Their interest in indigenous rights, which had been largely ignored by the country, peaked when the Labor government returned the ownership of Uluru (Ayer’s Rock) to the Mutijulu people. The Mutijulu asked the band to write a song for a film being made about the issue. The Oils wrote “Beds Are Burning,” “The Dead Heart,” and a tune called “We Shall Not Be Released.” The Mutijulu picked “The Dead Heart.”

“That’s a piece of music which could only have come from our band and a time and a place,” Hirst said.

Lyrically, “The Dead Heart” made a fierce, clear statement: “We don’t serve your country, don't serve your king / Know your custom, don't speak your tongue / White man came took everyone.” It directly attacked both the theft of land and of thousands of aboriginal children -- known as the Stolen Generations -- taken from their parents by Australian Federal and State agencies.

Sonically, the song came directly from sound of their trucks rumbling against hundreds of miles of corrugated desert roads. The band has also said the “chicka-chicka” of the guitar in “Beds Are Burning” came from the metallic rattle their vehicles made traversing the barren land.

The landscape and culture of the desert came to redefine the band. On the tour, the group discovered its hard-charging punk didn’t work in the outback. Over time tempos slowed, more acoustic guitars sneaked in, harmony vocals came together, and the tone of Diesel and Dust coalesced.

“There was a desire for simplicity and focus in the camp at the time,” Moginie said. “We were always rebelling against our previous records. I think on this one simplicity was the key.”

“There was a sixth sense that the music somehow fitted the landscape, the Gunbarrel Highway was surveyed with a .303 rifle, dead straight for hundreds of miles of corrugated, red-dirt road,” he continued. “Drive for hundreds of miles on roads like that, and you do get hypnotized. Repetitive music works better in cars over long distances. Like a good car mix-tape, it makes the drive better. ZZ Top would work better than say Duran Duran, to use 1980s examples.”

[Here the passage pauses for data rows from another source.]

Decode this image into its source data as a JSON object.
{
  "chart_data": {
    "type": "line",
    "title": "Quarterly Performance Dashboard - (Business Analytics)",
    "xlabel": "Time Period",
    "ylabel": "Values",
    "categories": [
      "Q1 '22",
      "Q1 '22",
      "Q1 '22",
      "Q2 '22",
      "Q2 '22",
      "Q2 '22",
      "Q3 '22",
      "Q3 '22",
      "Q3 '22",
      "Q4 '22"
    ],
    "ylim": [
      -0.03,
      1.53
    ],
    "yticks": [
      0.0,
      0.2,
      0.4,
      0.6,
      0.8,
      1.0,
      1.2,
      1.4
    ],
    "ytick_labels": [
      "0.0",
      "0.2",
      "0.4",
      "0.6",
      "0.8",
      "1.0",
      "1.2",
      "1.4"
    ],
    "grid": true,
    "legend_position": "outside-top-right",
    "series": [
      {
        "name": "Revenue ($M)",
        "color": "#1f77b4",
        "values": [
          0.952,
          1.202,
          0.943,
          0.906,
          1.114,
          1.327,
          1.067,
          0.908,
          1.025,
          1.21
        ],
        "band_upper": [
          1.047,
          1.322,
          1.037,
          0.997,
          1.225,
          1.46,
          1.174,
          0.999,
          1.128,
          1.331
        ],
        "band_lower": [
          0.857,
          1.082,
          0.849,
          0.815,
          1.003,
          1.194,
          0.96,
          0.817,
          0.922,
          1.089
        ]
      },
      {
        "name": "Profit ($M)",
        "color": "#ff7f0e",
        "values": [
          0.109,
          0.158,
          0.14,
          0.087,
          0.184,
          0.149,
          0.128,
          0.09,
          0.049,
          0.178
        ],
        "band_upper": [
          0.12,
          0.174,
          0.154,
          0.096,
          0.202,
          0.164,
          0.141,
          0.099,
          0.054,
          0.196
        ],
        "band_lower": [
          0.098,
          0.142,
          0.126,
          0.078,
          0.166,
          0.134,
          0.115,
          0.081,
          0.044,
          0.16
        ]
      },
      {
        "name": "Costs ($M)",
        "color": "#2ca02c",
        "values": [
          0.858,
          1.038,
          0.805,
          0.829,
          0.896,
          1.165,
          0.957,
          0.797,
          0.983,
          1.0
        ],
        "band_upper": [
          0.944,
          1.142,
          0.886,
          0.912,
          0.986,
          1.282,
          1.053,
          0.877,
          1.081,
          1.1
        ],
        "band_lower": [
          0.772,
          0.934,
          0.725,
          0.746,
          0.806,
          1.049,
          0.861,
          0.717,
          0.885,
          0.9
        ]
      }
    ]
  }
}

In the studio, the band had a keen focus, their sound and message merged. They named songs for forgotten villages (“Warakurna”); they incorporated the buzz of the sacred indigenous instrument bullroarer; they sung, “It belongs to them / Let’s give it back” with clear resolution.

"When you think about us singing about dispossessed indigenous people, you wouldn't think that would be a record that anyone would want to hear," Moginie told Reuters. "But it turned out that they did. There's hope for the world yet."

Prepped by increasingly-political artists -- think Bruce Springsteen, John Mellencamp, and U2 -- rock fans were ready for an Australian LP fueled by outrage. Even if the band were bringing up issues many of their countrymen had spent decades burying.

“I think our frame of reference is basically just a lot broader than most peoples’,” Peter Garrett told Noise 11. “We are prepared to have a go at (difficult subjects) even if it seems appearing very grandiose and profound and didactic and whatever. I think it’s just something that we’ve been prepared to have a go at. When you get it right and it coincides with what other people are feeling, then, yes, you do have a really strong record. But when you don’t, then everyone looks at you like you’ve come from another planet.”

Diesel and Dust arrived in August 1987 and became an international sensation. It achieved platinum status in the United States (and Canada and Sweden and…) and went 7x times platinum in Australia. Both “Beds Are Burning” and “The Dead Heart” became massive global hits -- the former is still a staple of alternative and rock radio.

“The record did unbelievably well, which is still surprising to me,” Moginie said. “It was given a green light all around the globe, like the keys to a city. It surprises me now that a record by a bunch of whitefellas from Sydney about the problems of indigenous people in Australia could be a hit worldwide. That isn’t supposed to happen. But it turned out that people got it, maybe it was the poetry of the landscape in the videos we did, the focus of the sound of the record producer Warne Livesey brought to it, the fact ‘Beds’ was on it, or that we meant what we said.”